Les bonheurs de la croissance auto-financée
C’était l’une des promesses phares de l’IPO : Wise, structurellement rentable, était capable d’auto-financer sa croissance. Pour les actionnaires, cette indépendance financière était plus qu’un gage de bonne gestion, une quasi-garantie qu’ils ne seraient pas dilués par des tours de table successifs.
En effet, si le cours boursier d’une entreprise peut varier au jour le jour, le pourcentage de capital détenu par un actionnaire reste constant tant qu’aucune opération capitalistique n’est menée. Son « droit aux bénéfices futurs » est alors stable dans le temps.
La frilosité des investisseurs et la hausse des taux d’intérêt, qui ont conduit à des baisses des valorisations, ont donné des sueurs froides aux actionnaires des fintechs en manque de liquidités pour lesquelles des levées de fonds supplémentaires étaient une question de survie. Or, à chaque fois que de l’argent frais est levé, les actionnaires historiques voient leur participation réduite. La valeur de leur investissement s’érode d’autant.

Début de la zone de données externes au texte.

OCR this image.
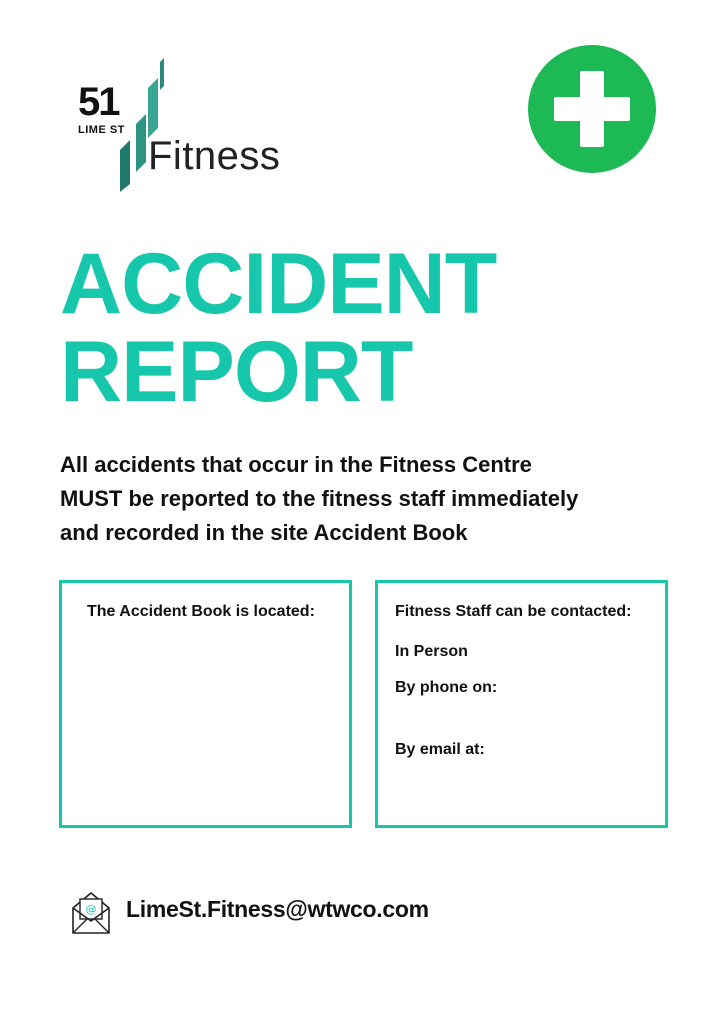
51
LIME ST
Fitness
ACCIDENT
REPORT

All accidents that occur in the Fitness Centre
MUST be reported to the fitness staff immediately
and recorded in the site Accident Book

The Accident Book is located:	Fitness Staff can be contacted:
In Person
By phone on:
By email at:
@ LimeSt.Fitness@wtwco.com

Rien de tout ça n’a eu lieu chez Wise. Forte de ses 10 millions de clients actifs, qui ont transféré l’an passé pour plus de 100 Mds£ (+37 % sur un an), l’entreprise a pu générer un chiffre d’affaires de 846 M£, en progression de +51 %.
Sur un an, son bénéfice avant impôts a triplé en passant de 44 M£ à 147 M£. Le bénéfice par action s’est établi à 11,53 cts (x3,4), pour un titre qui s’échangeait 5,25 £ avant l’annonce des résultats.
Le contexte de hausse des taux d’intérêt va également ouvrir de nouvelles opportunités d’affaires à la startup, qui offre désormais aux déposants la possibilité de basculer une partie de leurs actifs en obligations gouvernementales pour rémunérer leur épargne. Pour autant, la startup évite le piège de la diversification contre-productive : elle ne dispose toujours pas de licence bancaire, ne délivre pas de crédits… et ne compte pas se lancer dans cette activité.
Cette année, la direction prévoit une croissance de la marge brute entre 28 % et 33 %, avant de se stabiliser « à moyen terme autour des 20 % par an ». Avec une capitalisation boursière de seulement 6,7 Mds£ malgré la hausse fulgurante de la fin du mois de juin, Wise ne vaut que 20 % à 40 % du prix de Revolut… tout en ayant des comptes plus sains et générant cinq fois plus de bénéfice annuel.
Dans le paysage désolé des fintechs, Wise s’illustre par sa capacité à tenir ses promesses sans se laisser distraire par les modes du moment. Si, comme nombre d’analystes semblent le penser, le secteur est sur le point de subir une vague de concentration, Wise fait partie de ceux qui ont le plus de chance de surnager.